Shopping done, we returned to the Campo.  The track watering was complete and the bars and restaurants in the Campo had the “all clear” to lay out tables and chairs on the clay track. Normal transmission had resumed.

We wiled away the evening with drinks and a very good pasta dinner at Al Mangia bar before heading back to Diaccino.

 

 

Wait for it – a sunset shot

Painters love the light in Tuscany. It’s almost like looking at a watercolour painting in real life – with soft hues, pastel colours and gradients resembling a fine watercolour wash.

Last night as we ate dinner on the terrazzo at Il Diaccino, I grabbed a few shots after the sun went down and before the light faded. These shots have not been retouched – what you see is what we saw.

Enjoy.

Wine tasting in Gaiole in Chianti


Wine buffs will know we are staying in the Chianti Classico wine region. Within a few kilometres of our local town, Gaiole in Chianti, there are over a dozen producers ranging from the very large to the very small.


On Sunday night these local wine makers, together with the restaurants of Gaiole in Chianti got together and held a wine and food festival in Gaiole – Calici di Stelle. Loosely translated that means “Glasses of Stars”. For sampling were some fine Chianti Classico wines along with a range of other wines they produce.

Our dear friend Olga was assisting with the Ciona winery stand (our villa Diaccino is on the Ciona estate) and invited us along.

It was the perfect way to spend a Sunday evening. Starting at 8pm and running to midnight the event was a chance for locals (and visitors like us) to sample the local wines and try the local food. More than that, it was clearly a chance for families and friends to spend time together and catch up.

We got to sample some very fine wines as well as chat with the wine makers. Dinner was in the form of beautiful Gnocchi, roast pork and various accompaniments.

We had a great time but sadly the jet lag kicked in around 9:30pm so we had to leave early.

Our place in Chianti

After a long day travelling from Rome north to Tuscany we arrived at Il Diaccino, our place in Chianti for the next week. The villa is beautiful, set among olive trees and vineyards and overlooking the valley. The towers of Siena can be seen on the horizon – just a reminder of where we are.
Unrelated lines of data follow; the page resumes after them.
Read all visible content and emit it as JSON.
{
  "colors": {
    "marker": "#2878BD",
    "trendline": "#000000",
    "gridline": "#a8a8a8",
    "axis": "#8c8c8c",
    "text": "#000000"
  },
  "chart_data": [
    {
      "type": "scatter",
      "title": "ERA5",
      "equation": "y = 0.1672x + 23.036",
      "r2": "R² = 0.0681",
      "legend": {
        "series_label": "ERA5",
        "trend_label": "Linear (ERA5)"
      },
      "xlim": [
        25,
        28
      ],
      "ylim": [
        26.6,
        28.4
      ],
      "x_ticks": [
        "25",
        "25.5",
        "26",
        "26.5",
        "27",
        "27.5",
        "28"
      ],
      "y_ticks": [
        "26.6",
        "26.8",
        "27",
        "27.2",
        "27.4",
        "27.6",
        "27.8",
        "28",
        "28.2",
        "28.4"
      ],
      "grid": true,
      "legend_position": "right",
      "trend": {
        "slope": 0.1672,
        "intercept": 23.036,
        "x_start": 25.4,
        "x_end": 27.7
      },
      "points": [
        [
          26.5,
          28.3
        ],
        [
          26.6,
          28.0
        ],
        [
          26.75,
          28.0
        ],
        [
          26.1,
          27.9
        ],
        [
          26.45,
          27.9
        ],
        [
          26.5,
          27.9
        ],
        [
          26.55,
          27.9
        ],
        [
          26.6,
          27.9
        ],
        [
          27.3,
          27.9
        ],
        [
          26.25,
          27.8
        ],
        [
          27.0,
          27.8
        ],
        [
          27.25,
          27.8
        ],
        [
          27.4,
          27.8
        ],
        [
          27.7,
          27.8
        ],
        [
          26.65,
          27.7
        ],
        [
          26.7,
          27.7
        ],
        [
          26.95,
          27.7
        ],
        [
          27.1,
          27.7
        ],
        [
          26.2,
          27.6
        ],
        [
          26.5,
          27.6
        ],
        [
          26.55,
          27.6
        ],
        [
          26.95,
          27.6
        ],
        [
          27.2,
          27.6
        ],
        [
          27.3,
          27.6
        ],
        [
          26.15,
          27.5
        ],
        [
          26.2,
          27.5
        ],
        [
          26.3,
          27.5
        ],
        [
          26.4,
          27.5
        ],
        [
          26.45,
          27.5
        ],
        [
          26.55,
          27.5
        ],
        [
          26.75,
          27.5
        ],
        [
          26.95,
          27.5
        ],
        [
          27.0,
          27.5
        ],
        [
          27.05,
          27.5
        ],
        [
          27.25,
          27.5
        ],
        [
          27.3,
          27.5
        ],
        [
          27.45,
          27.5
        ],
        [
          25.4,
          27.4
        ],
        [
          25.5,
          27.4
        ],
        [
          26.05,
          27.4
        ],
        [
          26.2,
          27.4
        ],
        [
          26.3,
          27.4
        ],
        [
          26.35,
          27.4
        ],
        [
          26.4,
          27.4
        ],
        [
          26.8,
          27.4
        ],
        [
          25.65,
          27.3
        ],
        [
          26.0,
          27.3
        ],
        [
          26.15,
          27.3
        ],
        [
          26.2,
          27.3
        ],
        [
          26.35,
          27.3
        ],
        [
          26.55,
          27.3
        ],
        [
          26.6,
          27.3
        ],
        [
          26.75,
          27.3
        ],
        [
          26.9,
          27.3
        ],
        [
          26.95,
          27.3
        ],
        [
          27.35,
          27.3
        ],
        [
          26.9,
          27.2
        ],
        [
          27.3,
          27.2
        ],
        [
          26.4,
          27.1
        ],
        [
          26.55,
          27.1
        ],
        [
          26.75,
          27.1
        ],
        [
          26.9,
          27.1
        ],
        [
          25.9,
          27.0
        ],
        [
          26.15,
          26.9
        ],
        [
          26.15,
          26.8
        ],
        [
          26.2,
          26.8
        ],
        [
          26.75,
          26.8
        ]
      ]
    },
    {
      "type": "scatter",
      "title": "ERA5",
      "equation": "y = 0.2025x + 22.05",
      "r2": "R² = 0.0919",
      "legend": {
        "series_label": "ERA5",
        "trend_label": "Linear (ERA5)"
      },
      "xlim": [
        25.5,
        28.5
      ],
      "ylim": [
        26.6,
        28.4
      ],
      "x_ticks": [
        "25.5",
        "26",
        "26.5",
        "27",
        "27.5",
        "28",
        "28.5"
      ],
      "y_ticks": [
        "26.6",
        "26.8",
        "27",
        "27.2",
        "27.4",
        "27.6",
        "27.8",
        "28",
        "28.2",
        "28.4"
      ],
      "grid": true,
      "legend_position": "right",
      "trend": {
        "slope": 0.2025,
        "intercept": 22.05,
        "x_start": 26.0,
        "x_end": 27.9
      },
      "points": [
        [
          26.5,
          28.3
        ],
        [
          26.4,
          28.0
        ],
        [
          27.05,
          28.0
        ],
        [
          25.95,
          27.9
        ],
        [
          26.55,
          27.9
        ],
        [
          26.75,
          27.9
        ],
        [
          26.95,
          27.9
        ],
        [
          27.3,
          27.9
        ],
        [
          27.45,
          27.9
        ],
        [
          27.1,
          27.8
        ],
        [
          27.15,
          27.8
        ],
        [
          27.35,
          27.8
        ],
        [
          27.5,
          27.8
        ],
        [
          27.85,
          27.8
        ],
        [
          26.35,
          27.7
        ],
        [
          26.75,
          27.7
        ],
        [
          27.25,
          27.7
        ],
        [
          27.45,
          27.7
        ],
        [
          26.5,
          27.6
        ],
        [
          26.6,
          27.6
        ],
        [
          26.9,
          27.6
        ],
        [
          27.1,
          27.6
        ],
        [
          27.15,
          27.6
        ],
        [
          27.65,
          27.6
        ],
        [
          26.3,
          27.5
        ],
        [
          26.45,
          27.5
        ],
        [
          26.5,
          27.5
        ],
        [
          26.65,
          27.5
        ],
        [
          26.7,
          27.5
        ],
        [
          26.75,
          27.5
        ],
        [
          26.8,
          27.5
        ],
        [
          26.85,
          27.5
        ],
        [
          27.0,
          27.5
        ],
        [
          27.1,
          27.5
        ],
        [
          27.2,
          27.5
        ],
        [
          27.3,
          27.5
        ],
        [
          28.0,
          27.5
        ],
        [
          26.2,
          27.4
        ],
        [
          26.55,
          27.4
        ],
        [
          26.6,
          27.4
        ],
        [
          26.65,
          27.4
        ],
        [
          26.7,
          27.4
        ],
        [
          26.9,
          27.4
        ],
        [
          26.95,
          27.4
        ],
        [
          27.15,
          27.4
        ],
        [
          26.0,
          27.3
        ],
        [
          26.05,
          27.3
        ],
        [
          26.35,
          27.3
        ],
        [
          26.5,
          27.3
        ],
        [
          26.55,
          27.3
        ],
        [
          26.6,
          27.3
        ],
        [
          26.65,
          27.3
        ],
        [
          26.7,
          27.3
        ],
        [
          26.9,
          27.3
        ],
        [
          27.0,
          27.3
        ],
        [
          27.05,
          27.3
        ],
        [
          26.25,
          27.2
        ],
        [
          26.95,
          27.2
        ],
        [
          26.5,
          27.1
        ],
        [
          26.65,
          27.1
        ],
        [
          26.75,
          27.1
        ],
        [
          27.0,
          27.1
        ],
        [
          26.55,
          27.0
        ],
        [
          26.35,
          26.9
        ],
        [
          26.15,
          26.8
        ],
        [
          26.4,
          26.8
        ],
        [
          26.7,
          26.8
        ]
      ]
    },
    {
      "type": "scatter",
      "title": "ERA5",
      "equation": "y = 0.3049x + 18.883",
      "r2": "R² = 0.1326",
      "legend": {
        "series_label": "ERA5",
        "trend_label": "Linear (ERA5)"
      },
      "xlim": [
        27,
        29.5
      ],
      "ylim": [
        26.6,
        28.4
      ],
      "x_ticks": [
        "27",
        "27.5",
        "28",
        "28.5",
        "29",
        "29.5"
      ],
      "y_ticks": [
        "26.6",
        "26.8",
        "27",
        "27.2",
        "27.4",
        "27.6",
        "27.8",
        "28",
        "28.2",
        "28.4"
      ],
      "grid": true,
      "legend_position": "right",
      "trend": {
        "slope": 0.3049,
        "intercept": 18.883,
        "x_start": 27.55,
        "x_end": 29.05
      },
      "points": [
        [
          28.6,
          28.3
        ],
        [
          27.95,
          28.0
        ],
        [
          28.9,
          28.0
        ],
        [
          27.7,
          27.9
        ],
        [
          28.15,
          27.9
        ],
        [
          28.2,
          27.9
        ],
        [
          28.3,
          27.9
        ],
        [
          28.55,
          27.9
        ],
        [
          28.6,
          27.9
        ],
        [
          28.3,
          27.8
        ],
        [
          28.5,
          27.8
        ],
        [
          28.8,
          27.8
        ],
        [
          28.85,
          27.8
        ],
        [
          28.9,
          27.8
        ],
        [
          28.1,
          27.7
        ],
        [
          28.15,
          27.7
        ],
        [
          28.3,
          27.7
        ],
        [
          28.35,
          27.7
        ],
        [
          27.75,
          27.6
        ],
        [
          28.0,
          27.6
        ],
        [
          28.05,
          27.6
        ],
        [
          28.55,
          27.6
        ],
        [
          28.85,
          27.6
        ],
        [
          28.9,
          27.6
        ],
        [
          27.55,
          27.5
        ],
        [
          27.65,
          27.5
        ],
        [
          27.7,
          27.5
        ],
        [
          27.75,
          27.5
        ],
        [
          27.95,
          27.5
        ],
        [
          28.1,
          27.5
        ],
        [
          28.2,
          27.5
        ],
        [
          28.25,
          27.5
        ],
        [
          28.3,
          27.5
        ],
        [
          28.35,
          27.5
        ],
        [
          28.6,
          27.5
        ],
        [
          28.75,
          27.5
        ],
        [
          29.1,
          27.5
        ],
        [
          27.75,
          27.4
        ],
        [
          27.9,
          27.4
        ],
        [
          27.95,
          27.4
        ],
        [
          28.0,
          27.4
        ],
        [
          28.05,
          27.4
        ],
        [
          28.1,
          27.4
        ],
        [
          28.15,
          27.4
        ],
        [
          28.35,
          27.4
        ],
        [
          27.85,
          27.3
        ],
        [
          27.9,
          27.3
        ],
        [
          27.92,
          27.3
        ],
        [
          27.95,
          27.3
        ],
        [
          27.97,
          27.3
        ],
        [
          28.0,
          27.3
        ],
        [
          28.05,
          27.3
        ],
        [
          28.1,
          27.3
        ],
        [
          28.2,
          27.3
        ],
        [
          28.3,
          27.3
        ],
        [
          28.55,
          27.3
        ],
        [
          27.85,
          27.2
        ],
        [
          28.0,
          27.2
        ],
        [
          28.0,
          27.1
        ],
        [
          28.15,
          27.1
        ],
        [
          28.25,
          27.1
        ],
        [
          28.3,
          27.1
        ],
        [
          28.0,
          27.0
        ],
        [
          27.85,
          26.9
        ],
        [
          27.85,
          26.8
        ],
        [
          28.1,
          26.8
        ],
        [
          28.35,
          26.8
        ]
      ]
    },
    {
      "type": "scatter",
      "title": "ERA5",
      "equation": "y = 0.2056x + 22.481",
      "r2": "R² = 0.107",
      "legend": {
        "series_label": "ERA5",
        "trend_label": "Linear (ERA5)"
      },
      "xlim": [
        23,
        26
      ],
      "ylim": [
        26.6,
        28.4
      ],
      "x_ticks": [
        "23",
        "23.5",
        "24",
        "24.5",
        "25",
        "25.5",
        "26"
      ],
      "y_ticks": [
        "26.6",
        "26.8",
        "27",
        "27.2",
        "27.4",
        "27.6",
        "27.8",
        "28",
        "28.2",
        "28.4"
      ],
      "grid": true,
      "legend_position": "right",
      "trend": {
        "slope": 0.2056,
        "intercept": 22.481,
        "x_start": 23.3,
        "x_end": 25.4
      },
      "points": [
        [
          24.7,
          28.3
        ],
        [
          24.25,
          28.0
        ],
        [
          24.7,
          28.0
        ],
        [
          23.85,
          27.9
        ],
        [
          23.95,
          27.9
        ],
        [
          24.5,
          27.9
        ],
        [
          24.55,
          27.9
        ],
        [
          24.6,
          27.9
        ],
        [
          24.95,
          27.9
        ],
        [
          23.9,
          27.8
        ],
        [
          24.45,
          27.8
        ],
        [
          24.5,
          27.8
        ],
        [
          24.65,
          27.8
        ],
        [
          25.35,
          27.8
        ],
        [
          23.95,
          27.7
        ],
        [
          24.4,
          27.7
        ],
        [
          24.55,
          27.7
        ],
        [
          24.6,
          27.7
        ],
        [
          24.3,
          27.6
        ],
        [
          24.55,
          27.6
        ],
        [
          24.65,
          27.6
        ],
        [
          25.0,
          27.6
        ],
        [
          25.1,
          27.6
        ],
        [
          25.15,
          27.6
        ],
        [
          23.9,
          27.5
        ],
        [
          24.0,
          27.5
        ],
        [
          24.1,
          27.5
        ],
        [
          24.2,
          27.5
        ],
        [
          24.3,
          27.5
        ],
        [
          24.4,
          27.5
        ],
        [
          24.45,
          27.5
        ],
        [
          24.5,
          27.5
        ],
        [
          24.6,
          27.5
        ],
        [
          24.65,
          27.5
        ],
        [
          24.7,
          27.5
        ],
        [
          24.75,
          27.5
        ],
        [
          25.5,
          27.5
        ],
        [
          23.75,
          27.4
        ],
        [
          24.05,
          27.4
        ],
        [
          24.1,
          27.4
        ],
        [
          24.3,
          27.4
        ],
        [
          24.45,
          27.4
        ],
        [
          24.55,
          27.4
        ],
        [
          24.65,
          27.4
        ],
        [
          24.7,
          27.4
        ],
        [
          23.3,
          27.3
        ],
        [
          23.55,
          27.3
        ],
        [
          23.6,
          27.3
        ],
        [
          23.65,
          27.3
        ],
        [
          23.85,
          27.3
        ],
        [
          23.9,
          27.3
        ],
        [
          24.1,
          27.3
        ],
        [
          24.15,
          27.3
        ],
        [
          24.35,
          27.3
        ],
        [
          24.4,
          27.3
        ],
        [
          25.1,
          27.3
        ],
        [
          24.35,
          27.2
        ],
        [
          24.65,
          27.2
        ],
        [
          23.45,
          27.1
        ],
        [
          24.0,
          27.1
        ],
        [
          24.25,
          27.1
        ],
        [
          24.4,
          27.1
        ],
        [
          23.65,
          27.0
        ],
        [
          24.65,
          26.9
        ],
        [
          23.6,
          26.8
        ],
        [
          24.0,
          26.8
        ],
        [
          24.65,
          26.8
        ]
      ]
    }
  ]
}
The terrace is an ideal place to sit and watch the changing view – from the blue haze of morning to the pink sunset of the evening. It is kept cool in the unseasonably warm weather we have experienced by the breeze coming up the valley.

The villa is so comfortable – like moving into someone’s home – and it’s a chance to unpack and settle for a week. Within 24 hours we had managed to catch too much sun by the pool so we will be sitting in the shade for the next day or so.